PARA SUPERAR estas subidas em grupo vais ter que baixar a cadência e puxar pelos braços, e provavelmente não vais conseguir ir a mais de 70 rpm. Aproveita ao máximo o peso do corpo para puxar balançando a bicicleta de um lado para o outro, mesmo que te sintas a travar por falta de força. Não abrandes a intensidade até ter ultrapassado significativamente a parte mais alta.

SUPER SUBIDAS: Chamamos este treino desta forma para o diferenciar do resto. Localiza uma subida curta
e muito inclinada até que chegues a uma zona plana. Aquece e dirige-te à base da subida a uma velocidade média.
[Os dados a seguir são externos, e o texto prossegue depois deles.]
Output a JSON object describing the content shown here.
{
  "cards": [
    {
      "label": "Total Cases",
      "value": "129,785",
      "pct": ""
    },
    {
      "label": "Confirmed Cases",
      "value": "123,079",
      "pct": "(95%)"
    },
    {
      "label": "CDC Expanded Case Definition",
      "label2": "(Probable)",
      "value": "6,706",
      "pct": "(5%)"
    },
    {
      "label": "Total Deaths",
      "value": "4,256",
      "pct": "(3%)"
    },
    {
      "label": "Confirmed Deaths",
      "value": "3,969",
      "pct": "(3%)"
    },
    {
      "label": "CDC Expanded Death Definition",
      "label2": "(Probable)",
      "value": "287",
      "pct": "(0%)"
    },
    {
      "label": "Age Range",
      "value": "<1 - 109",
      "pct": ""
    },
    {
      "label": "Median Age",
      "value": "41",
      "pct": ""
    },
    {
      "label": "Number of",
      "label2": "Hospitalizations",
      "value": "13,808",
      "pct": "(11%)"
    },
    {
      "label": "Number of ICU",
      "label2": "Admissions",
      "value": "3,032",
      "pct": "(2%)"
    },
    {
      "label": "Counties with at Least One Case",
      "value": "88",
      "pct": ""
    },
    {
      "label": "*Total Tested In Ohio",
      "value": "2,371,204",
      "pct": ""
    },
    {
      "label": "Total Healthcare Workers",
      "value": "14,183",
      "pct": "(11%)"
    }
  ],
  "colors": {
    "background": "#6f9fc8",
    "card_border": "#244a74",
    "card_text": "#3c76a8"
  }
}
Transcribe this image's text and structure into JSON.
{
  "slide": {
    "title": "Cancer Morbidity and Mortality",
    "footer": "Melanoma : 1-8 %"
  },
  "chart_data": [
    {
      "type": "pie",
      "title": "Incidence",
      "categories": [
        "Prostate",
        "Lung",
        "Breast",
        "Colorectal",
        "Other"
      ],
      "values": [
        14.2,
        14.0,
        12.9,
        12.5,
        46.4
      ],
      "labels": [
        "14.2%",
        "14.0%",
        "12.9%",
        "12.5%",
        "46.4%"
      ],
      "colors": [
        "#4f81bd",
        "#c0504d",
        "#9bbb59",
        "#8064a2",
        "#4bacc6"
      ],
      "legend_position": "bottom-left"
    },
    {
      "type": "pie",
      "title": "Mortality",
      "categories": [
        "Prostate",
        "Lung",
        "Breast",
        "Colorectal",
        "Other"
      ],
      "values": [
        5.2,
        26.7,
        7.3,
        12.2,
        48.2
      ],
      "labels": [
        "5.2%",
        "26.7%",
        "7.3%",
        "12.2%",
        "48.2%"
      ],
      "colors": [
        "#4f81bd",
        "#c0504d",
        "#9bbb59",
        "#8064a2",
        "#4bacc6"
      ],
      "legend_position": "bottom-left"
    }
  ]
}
A cerca de 30 metros do início da subida segura o guiador, coloca-te em pé sobre os pedais e começa a sprintar mantendo a intensidade quando chegares à subida cerca de 20 segundos.

A recuperação tem que ser longa, entre 4 a 6 minutos ou até que a pulsação desça cerca de 40 batimentos por minuto em relação aos batimentos que tinhas ao terminar o sprint.

Se fores iniciado bastará que faças 4 super subidas. Um praticante médio pode conseguir fazer duas séries de 3 super subidas com 10 minutos de rodagem suave entre as séries e um ciclista experiente pode chegar a 2 séries de 5 supersubidas com 4 minutos de recuperação entre elas e 8 minutos entre séries.